With the fall semester of my senior year of college officially completed, my anxieties about entering the real world are at an all-time high. Even though I spend my time going to career fairs, applying to jobs, and networking, I’m still plagued by recurring nightmares about typos on my resume and being forever unemployed.
This senior year isn’t all that different from high school when I was also feeling similarly stressed, overwhelmed, and anxious. AP classes, college applications, and SATs were enough to cause me to break down on a regular basis. However, what gave me a sense of peace during that time was talking to my sister about what I was going through.

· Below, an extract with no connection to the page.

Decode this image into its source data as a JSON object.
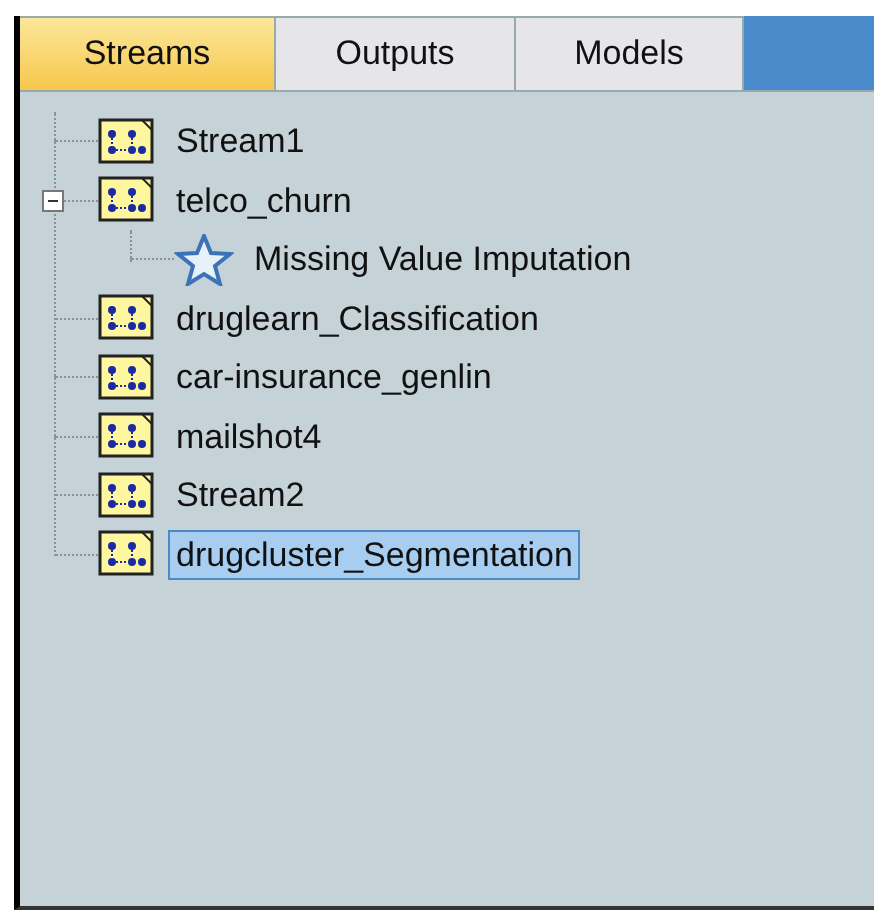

Although she is only two years older, she supported me, answered my questions, and gave me valuable advice about what I should look for in a college, which classes I should take, and what I needed to do to make my transition from high school to college as seamless as possible. She helped me realize that you’re never too young to be a mentor.
Now, it’s my turn to be a helping hand, a support system, and a friend to teens who feel lost or stressed during the difficult transition period from high school to college. I’ve spent time volunteering as a freshman pre-orientation leader and high school tutor since I’ve been in college. Based on my experience, here are three simple ways to best support these teens.
Every week, I tutor an 11th grade high school student from the Bronx. I give her study tips and help her with her homework, but when I signed up to be a tutor, I didn’t realize how much I would also serve as a listening ear and a close friend. A few weeks into these tutoring sessions, she began to open up to me about her frustrations with teachers, wavering friendships, difficult school situations, and anxieties about how to navigate her future. Although I couldn’t relate to many of her situations, as her high school experience was very different than mine, she told me she was grateful to have me there to talk to each week. Now, I realize how much simply listening to someone can provide them with a healthy dose of comfort and support.
2. Be positive
While I was leading the service-based pre-orientation for freshmen students at the start of the year, many students approached me asking questions about roommates, classes, and activities on campus. While my freshman year had its ups and downs, it’s the good memories that continue to stick out in my mind. I thought back to the late-night laughs with my freshmen roommates and how we would spend almost every weekend exploring our new home in New York City. I also thought about the theater class that I loved where I had the opportunity to see incredible plays, one of which was directed by my professor. Of course, there were still difficult exams and days when I missed home, but there will be high and low moments of every person’s unique college experience. By pointing out the positives, I’m able to give a sense of peace, comfort, and hope to the worried teens and assure them they will have fantastic experiences in the years to come.
3. Be hospitable
My first month of college felt like the longest month of my life. It was exhausting meeting so many new people, all while adjusting to my new bed, new classes, and new home. I craved a feeling of familiarity amid it all. This year, I had an excellent group of freshmen in my pre-orientation group, and I kept thinking about what they must have been feeling at the end of our time together. Reflecting on my own feelings freshman year, I decided to host the group in my apartment, which is a little more homey than the dorm rooms where they live. I set out snacks, made brownies, and hugged them as they came in to hang out. We all had a great time catching up, and I had the chance to provide a place of comfort I wish I had during my first few weeks of college.
While I don’t have an education degree or formal teaching experience, I’ve realized that I can use my own life experiences to mentor teens just a few years younger than me. I’ve learned a lot from my mentees, and I’ve also had the chance to use my experiences to support them on their individual journeys. I encourage you to use your knowledge as a 20-something to volunteer at a local high school, tutoring center, or Boys and Girls Club near you, become a Big Brother or Big Sister, or simply support the teens you know. You’re never too young to make a difference in a teen’s life, and you might just find out that they can make a difference in your life too.